Top Seven Tips - Powerful Practices and Informal Techniques
Sometimes a great tip gets lost in the plethora of information that is available to you on. Here’s a short list of seven supplier performance management practices that work well:
- Assign responsibility for supplier performance management. Be crystal clear on responsibilities within your project for ensuring adequate supplier performance. Those trusted with this responsibility must be trained and be qualified to take on this significant duty. One of their first tasks should be to outline the ‘state of the art’ of supplier performance management, present their approach, and defend any decisions they have made to discard commonly recommended practices.
- Create a summary table of the supplier deliverables – used by everyone. Have a simple description of deliverables being produced and delivered – at a minimum this includes a brief description, agreed delivery date for each deliverable, and current projected date for each deliverable. Use this chart at the start of every meeting with the supplier – working sessions, supplier performance reviews, executive reviews. This identical information is used everywhere, all the time; it helps keep everyone (stakeholders, team members, and the supplier) in alignment. You may also choose to create a variant of this table that includes summary status information.
- Respond rapidly to supplier failure to deliver. Don’t treat lightly any situation in which a supplier doesn’t satisfy their obligation. While there is no need to rudely reprimand a supplier when a problem is encountered, there is always a need to have a professional discussion on the failure to perform, reinforce expectations, understand root causes, and jointly take actions that will prevent recurrence.
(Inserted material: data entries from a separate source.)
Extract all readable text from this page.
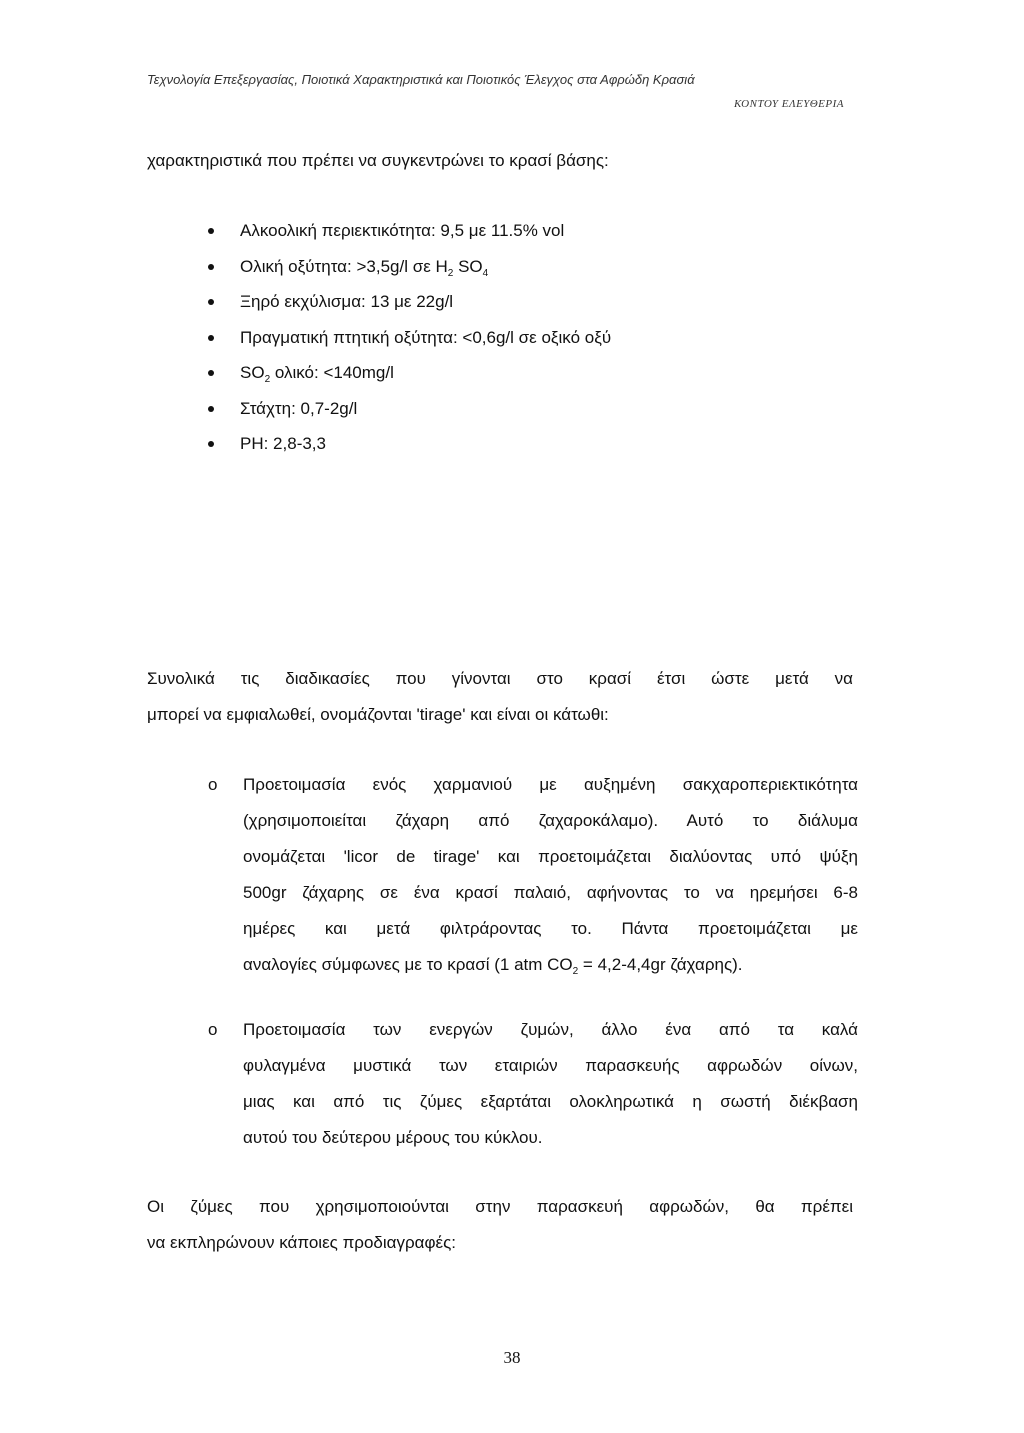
Τεχνολογία Επεξεργασίας, Ποιοτικά Χαρακτηριστικά και Ποιοτικός Έλεγχος στα Αφρώδη Κρασιά
ΚΟΝΤΟΥ ΕΛΕΥΘΕΡΙΑ
χαρακτηριστικά που πρέπει να συγκεντρώνει το κρασί βάσης:
Αλκοολική περιεκτικότητα: 9,5 με 11.5% vol
Ολική οξύτητα: >3,5g/l σε $H_2$ $SO_4$
Ξηρό εκχύλισμα: 13 με 22g/l
Πραγματική πτητική οξύτητα: <0,6g/l σε οξικό οξύ
$SO_2$ ολικό: <140mg/l
Στάχτη: 0,7-2g/l
PH: 2,8-3,3
Συνολικά τις διαδικασίες που γίνονται στο κρασί έτσι ώστε μετά να
μπορεί να εμφιαλωθεί, ονομάζονται 'tirage' και είναι οι κάτωθι:
o Προετοιμασία ενός χαρμανιού με αυξημένη σακχαροπεριεκτικότητα
(χρησιμοποιείται ζάχαρη από ζαχαροκάλαμο). Αυτό το διάλυμα
ονομάζεται 'licor de tirage' και προετοιμάζεται διαλύοντας υπό ψύξη
500gr ζάχαρης σε ένα κρασί παλαιό, αφήνοντας το να ηρεμήσει 6-8
ημέρες και μετά φιλτράροντας το. Πάντα προετοιμάζεται με
αναλογίες σύμφωνες με το κρασί (1 atm $CO_2 = 4,2-4,4gr$ ζάχαρης).
o Προετοιμασία των ενεργών ζυμών, άλλο ένα από τα καλά
φυλαγμένα μυστικά των εταιριών παρασκευής αφρωδών οίνων,
μιας και από τις ζύμες εξαρτάται ολοκληρωτικά η σωστή διέκβαση
αυτού του δεύτερου μέρους του κύκλου.
Οι ζύμες που χρησιμοποιούνται στην παρασκευή αφρωδών, θα πρέπει
να εκπληρώνουν κάποιες προδιαγραφές:
38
- Solve Serious Problems at the proper executive level. Every complex new technology project will encounter difficulties. Prepare in advance by building working relationships with senior and executive management in the supplier’s company. When a serious problem arises, avoid any urge you have to work this issue at low management level. Leverage your executive relationships and get the proper attention needed to resolve the problem.
- Don’t waste time teaching the supplier. You’ve selected a supplier because their company is qualified to meet your needs. If you find yourself constantly encountering troubling situations in which individuals on that supplier’s team appear unqualified, then my advice is not to waste your time “teaching” the supplier how to perform their job responsibilities. Rather, take any such issues to a level of management (within the supplier’s organization) who can fix the situation.
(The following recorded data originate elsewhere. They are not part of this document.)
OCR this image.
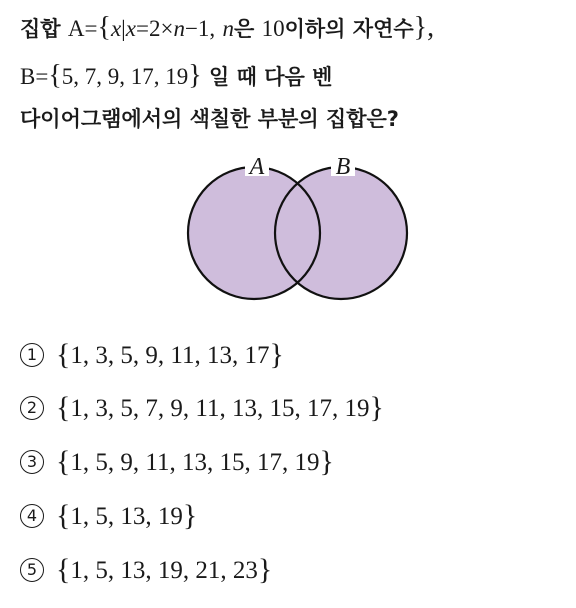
집합 A={x|x=2×n−1, n은 10이하의 자연수},
B={5, 7, 9, 17, 19} 일 때 다음 벤
다이어그램에서의 색칠한 부분의 집합은?
A	B
1 {1, 3, 5, 9, 11, 13, 17}
2 {1, 3, 5, 7, 9, 11, 13, 15, 17, 19}
3 {1, 5, 9, 11, 13, 15, 17, 19}
4 {1, 5, 13, 19}
5 {1, 5, 13, 19, 21, 23}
- Water Cooler talks. On some projects for which I have responsibility, I schedule periodic “water cooler” one-on-one telephone conversations with an executive in the supplier’s company – these don’t need to be long. I have found that a private discussion results in an openness (in both directions) that would not be possible in open forums. Create opportunities for informal interactions at all levels of management with the supplier’s organization. These chats are a chance to go “off-the-record,” sometimes on very sensitive topics. It is through these types of conversations that I’ve learned about problems the supplier is having as well as problems within my own team that are jeopardizing project success.
- Attending the supplier’s internal program and technical executive reviews. One significant measure of trust between you and the supplier is their willingness to open their internal executive status review meetings to you. There’s not enough time in a day for your own supplier performance manager to attend every single project meeting that the supplier has (internal to their company), so you’ll need to know that the supplier’s own management team is doing a good job in running their project. I think the best way to get this visibility is by requesting an invitation to attend the supplier’s internal status reviews and technical review meetings as an observer, not as a participant. Based on your observations, you can gain a good understanding of how they are managing the project. You can use this information as a basis for having any needed discussions with the supplier on concerns that you feel they must address. As well, you will probably find that your presence opens opportunities for strengthening intercompany relationships.
Working with suppliers and achieving project success is always dependent on adapting going beyond the formal processes and methods that your company and project may have defined. Adapt and employ my tips to your project situation - these practices and informal techniques could be the key success enablers for you.